In the OECD 422 study, the oral administration of the test material to rats by gavage, at dose levels of 15, 30 and 60 mg/kg bw/day, resulted in treatment related effects detected in animals of either sex from all treatment groups.Therefore, a no observed-effect-level NOEL for local irritant effects can only be claimed for 15 mg/kg bw/day males. However, in relation to systemic and reproductive toxicity in the absence of any toxicologically significant effects the NOEL was considered to be 60 mg/kg bw/day.

 

Although a NOEL of 60 mg/kg bw/day was established in the OECD 422 Combined Repeat Dose Toxicity

Study with Reproduction/Developmental Toxicity Study, the effects seen in this study were considered to be the result of local irritancy of the test item and therefore cannot be considered indicative of true systemic toxicity.

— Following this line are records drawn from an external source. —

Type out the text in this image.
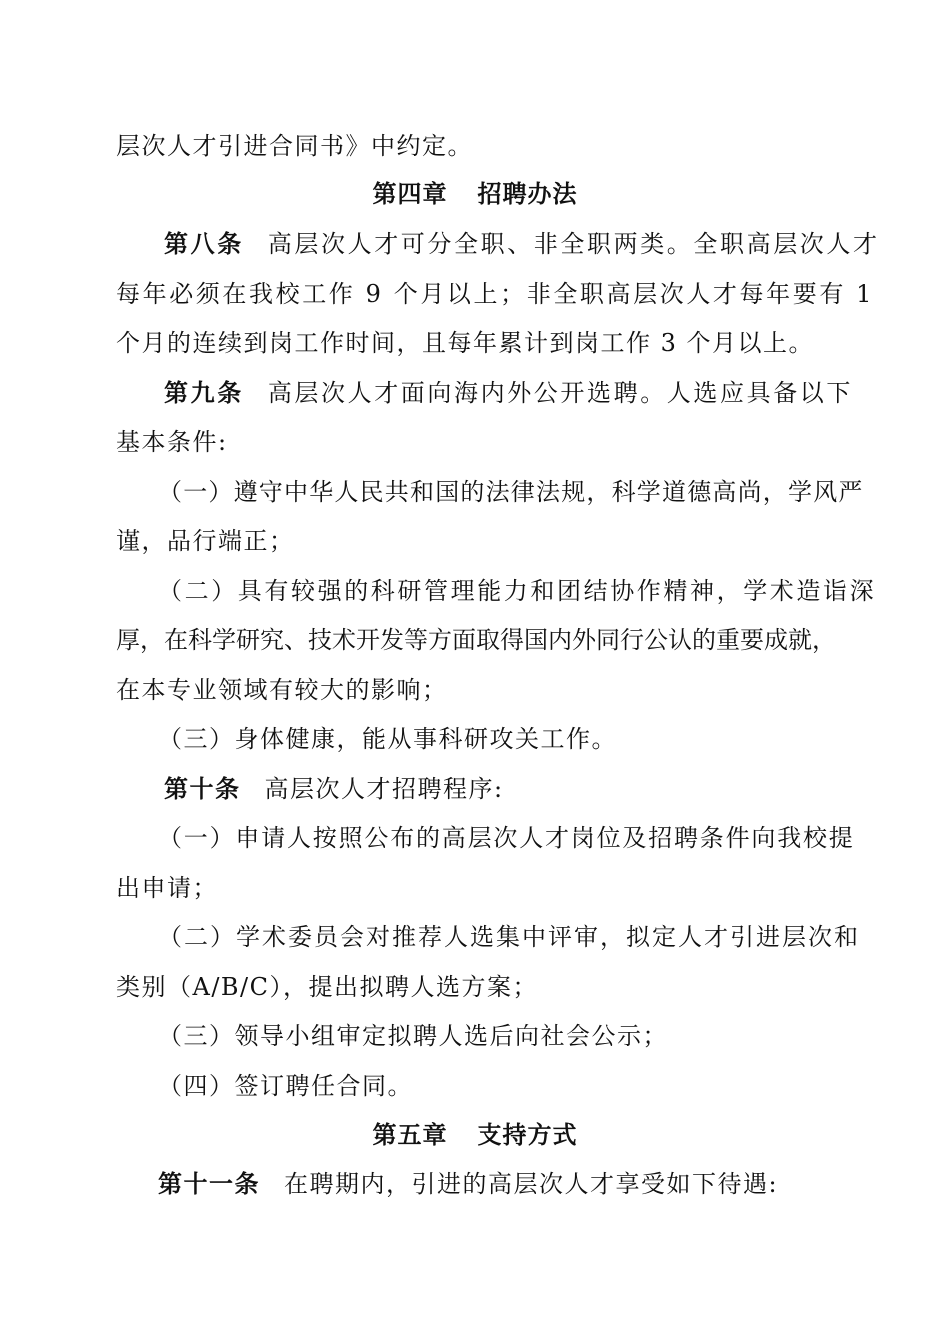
层次人才引进合同书》中约定。
第四章 招聘办法
第八条 高层次人才可分全职、非全职两类。全职高层次人才
每年必须在我校工作 9 个月以上；非全职高层次人才每年要有 1
个月的连续到岗工作时间，且每年累计到岗工作 3 个月以上。
第九条 高层次人才面向海内外公开选聘。人选应具备以下
基本条件:
（一）遵守中华人民共和国的法律法规，科学道德高尚，学风严
谨，品行端正；
（二）具有较强的科研管理能力和团结协作精神，学术造诣深
厚，在科学研究、技术开发等方面取得国内外同行公认的重要成就，
在本专业领域有较大的影响；
（三）身体健康，能从事科研攻关工作。
第十条 高层次人才招聘程序:
（一）申请人按照公布的高层次人才岗位及招聘条件向我校提
出申请；
（二）学术委员会对推荐人选集中评审，拟定人才引进层次和
类别（A/B/C），提出拟聘人选方案；
（三）领导小组审定拟聘人选后向社会公示；
（四）签订聘任合同。
第五章 支持方式
第十一条 在聘期内，引进的高层次人才享受如下待遇:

This is supported by similar observations from the seven day repeat dose oral (gavage) range-finding toxicity study in the rat at dose levels of 15, 30 and 60 mg/kg bw/day. In view of this, it is considered that classification of the test substance for repeat dose toxicity is not justified, as no adverse systemic toxicity effects were observed at 60 mg/kg bw/day, in the OECD 422 Combined Repeat Dose Toxicity Study with Reproduction/Developmental Toxicity Study after treatment.

 

Furthermore 60 mg/kg bw/day is considered to be the highest possible test dose, it is not considered feasible or ethical to test the corrosive test substance at the dose levels used as classification guidance value ranges in the CLP regulation i.e. at equal to or greater than 300 mg/kg bw/day for subacute/28 -day repeat dose studies.

 

Additionally the substance is considered to have low potential for systemic toxicity since severe irritancy / corrosivity will limit exposure in the workplace.

 

As such the appropriate classification for the substance is considered to be that based on its’ corrosive properties.